One of the biggest mysteries about Heathcliff is his past. Chapter 4 of Wuthering Heights states that Mr. Earnshaw saw Heathcliff “starving, and houseless, and as good as dumb, in the streets of Liverpool,” and decided to bring him back to Wuthering Heights (para. 36). We don’t know his family background, his origin story, or why he was left alone in Liverpool; however, one thing we can infer is that, whether intentionally or not and whether by his own will or not, he was left alone. This common theme of neglected and/or abandoned children is present in Wuthering Heights and in a text we’ve worked with previously: “The Chimney Sweeper.” 

There are two characters in Wuthering Heights that come to mind when I think of abandoned and/or neglected children.
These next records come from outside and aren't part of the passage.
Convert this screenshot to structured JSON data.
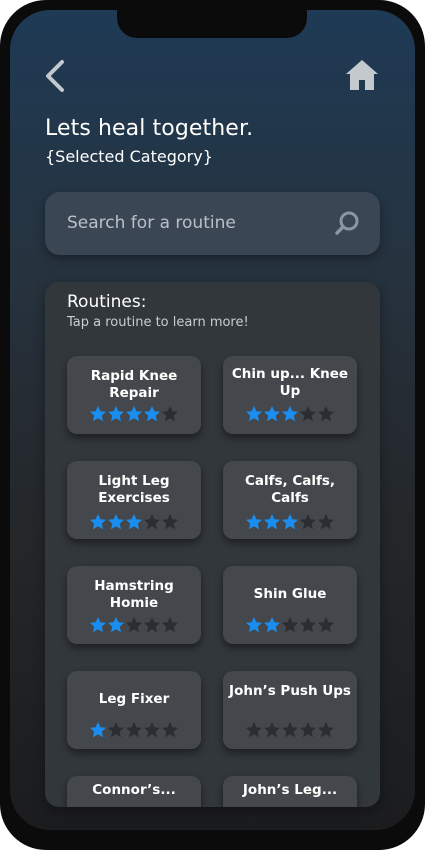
{
  "header": {
    "title": "Lets heal together.",
    "subtitle": "{Selected Category}"
  },
  "search": {
    "placeholder": "Search for a routine"
  },
  "routines": {
    "title": "Routines:",
    "hint": "Tap a routine to learn more!",
    "items": [
      {
        "name": "Rapid Knee Repair",
        "rating": 4
      },
      {
        "name": "Chin up... Knee Up",
        "rating": 3
      },
      {
        "name": "Light Leg Exercises",
        "rating": 3
      },
      {
        "name": "Calfs, Calfs, Calfs",
        "rating": 3
      },
      {
        "name": "Hamstring Homie",
        "rating": 2
      },
      {
        "name": "Shin Glue",
        "rating": 2
      },
      {
        "name": "Leg Fixer",
        "rating": 1
      },
      {
        "name": "John’s Push Ups",
        "rating": 0
      },
      {
        "name": "Connor’s...",
        "rating": 0
      },
      {
        "name": "John’s Leg...",
        "rating": 0
      }
    ],
    "max_rating": 5
  },
  "colors": {
    "star_filled": "#1a8ef0",
    "star_empty": "#2a2d31",
    "accent_icon": "#c4c9ce"
  },
  "icons": {
    "back": "chevron-left-icon",
    "home": "home-icon",
    "search": "search-icon",
    "star": "star-icon"
  }
}
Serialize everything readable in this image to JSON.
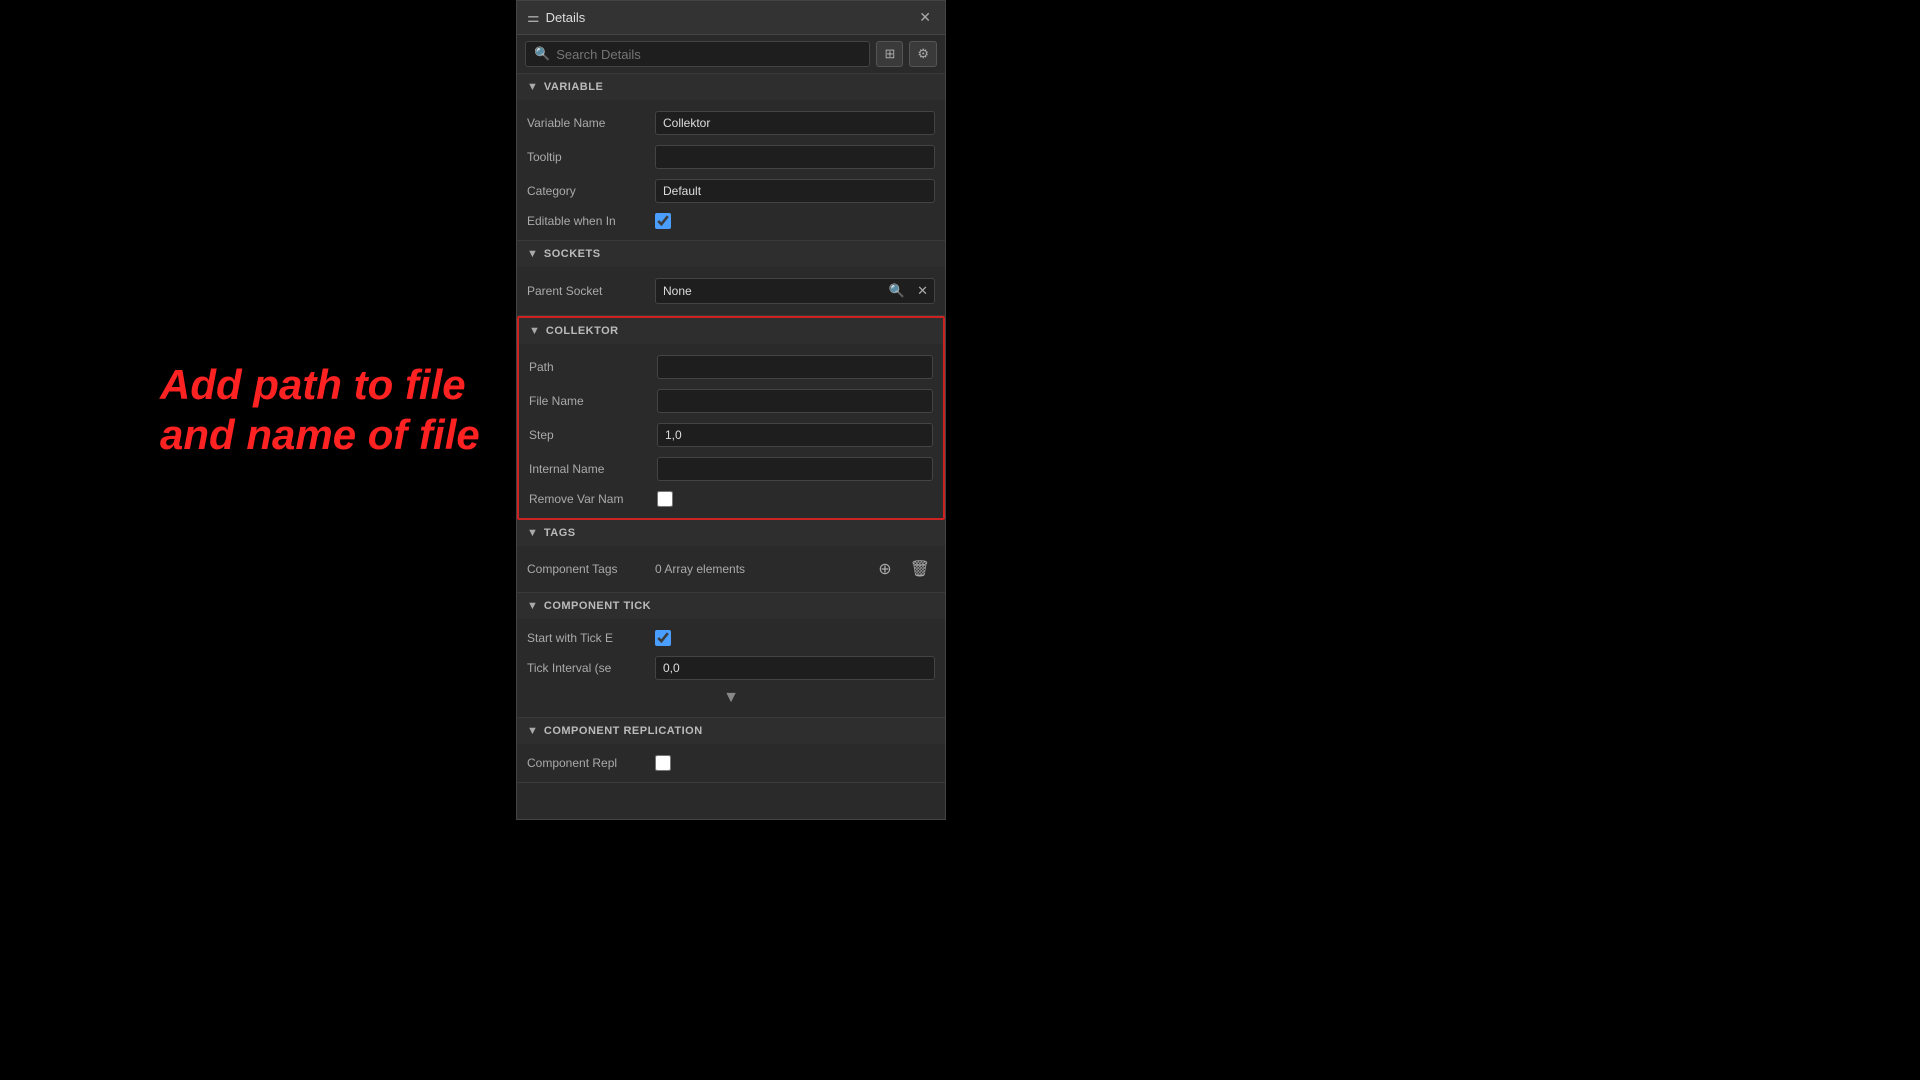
{
  "panel": {
    "title": "Details",
    "close_label": "✕"
  },
  "toolbar": {
    "search_placeholder": "Search Details",
    "grid_icon": "⊞",
    "settings_icon": "⚙"
  },
  "annotation": {
    "line1": "Add path to file",
    "line2": "and name of file"
  },
  "sections": {
    "variable": {
      "title": "VARIABLE",
      "fields": {
        "variable_name_label": "Variable Name",
        "variable_name_value": "Collektor",
        "tooltip_label": "Tooltip",
        "tooltip_value": "",
        "category_label": "Category",
        "category_value": "Default",
        "editable_label": "Editable when In"
      }
    },
    "sockets": {
      "title": "SOCKETS",
      "parent_socket_label": "Parent Socket",
      "parent_socket_value": "None"
    },
    "collektor": {
      "title": "COLLEKTOR",
      "path_label": "Path",
      "path_value": "",
      "file_name_label": "File Name",
      "file_name_value": "",
      "step_label": "Step",
      "step_value": "1,0",
      "internal_name_label": "Internal Name",
      "internal_name_value": "",
      "remove_var_label": "Remove Var Nam"
    },
    "tags": {
      "title": "TAGS",
      "component_tags_label": "Component Tags",
      "component_tags_value": "0 Array elements"
    },
    "component_tick": {
      "title": "COMPONENT TICK",
      "start_tick_label": "Start with Tick E",
      "tick_interval_label": "Tick Interval (se",
      "tick_interval_value": "0,0"
    },
    "component_replication": {
      "title": "COMPONENT REPLICATION",
      "component_repl_label": "Component Repl"
    }
  }
}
The first is, as stated above, Heathcliff. It’s interesting to note that Heathcliff’s name, which was given to him after Mr. Earnshaw took him to Wuthering Heights, is described in the text to be the “name of a son who died in childhood” (Chapter 4, para. 38). Heathcliff’s name serves as a reminder that he could have easily died alone on the streets of Liverpool if he did not run into Mr. Earnshaw. The second character is Hindley’s son, Hareton, who is left in Nelly’s care after his mother, Frances, dies soon after childbirth. Although Hareton receives care from Nelly, Hareton is considered “abandoned” in the sense that he’s without his mother. Additionally, he is often treated quite violently or neglected by his father: Nelly narrates how every time Hareton encounters Hindley, “(Hareton) ran (into) a chance of being squeezed and kissed to death (or) being flung into the fire, or dashed against the wall” (Chapter 9, para. 1).

Mistreatment of children is also shown in “The Chimney Sweeper.” The poem starts with the speaker finding a young chimney sweeper out in the snow alone; when asked, the child tells the speaker “(mother and father) are both gone up to the church to pray.” The line “They clothed me in the clothes of death” also hints at child mistreatment and/or neglect; “clothes of death” signify that the child is being forced into something that risks death. This line is a reference to how the child is a chimney sweeper, a profession that required young children to crawl into chimneys and dust them. As we discussed in class, these children often ended up with lung diseases such as cancer. 

Although the children in the two texts suffer as a result of different reasons, they are connected by a common theme of abandonment and/or neglect. This might hint at a poor level of child well-being in the Victorian era.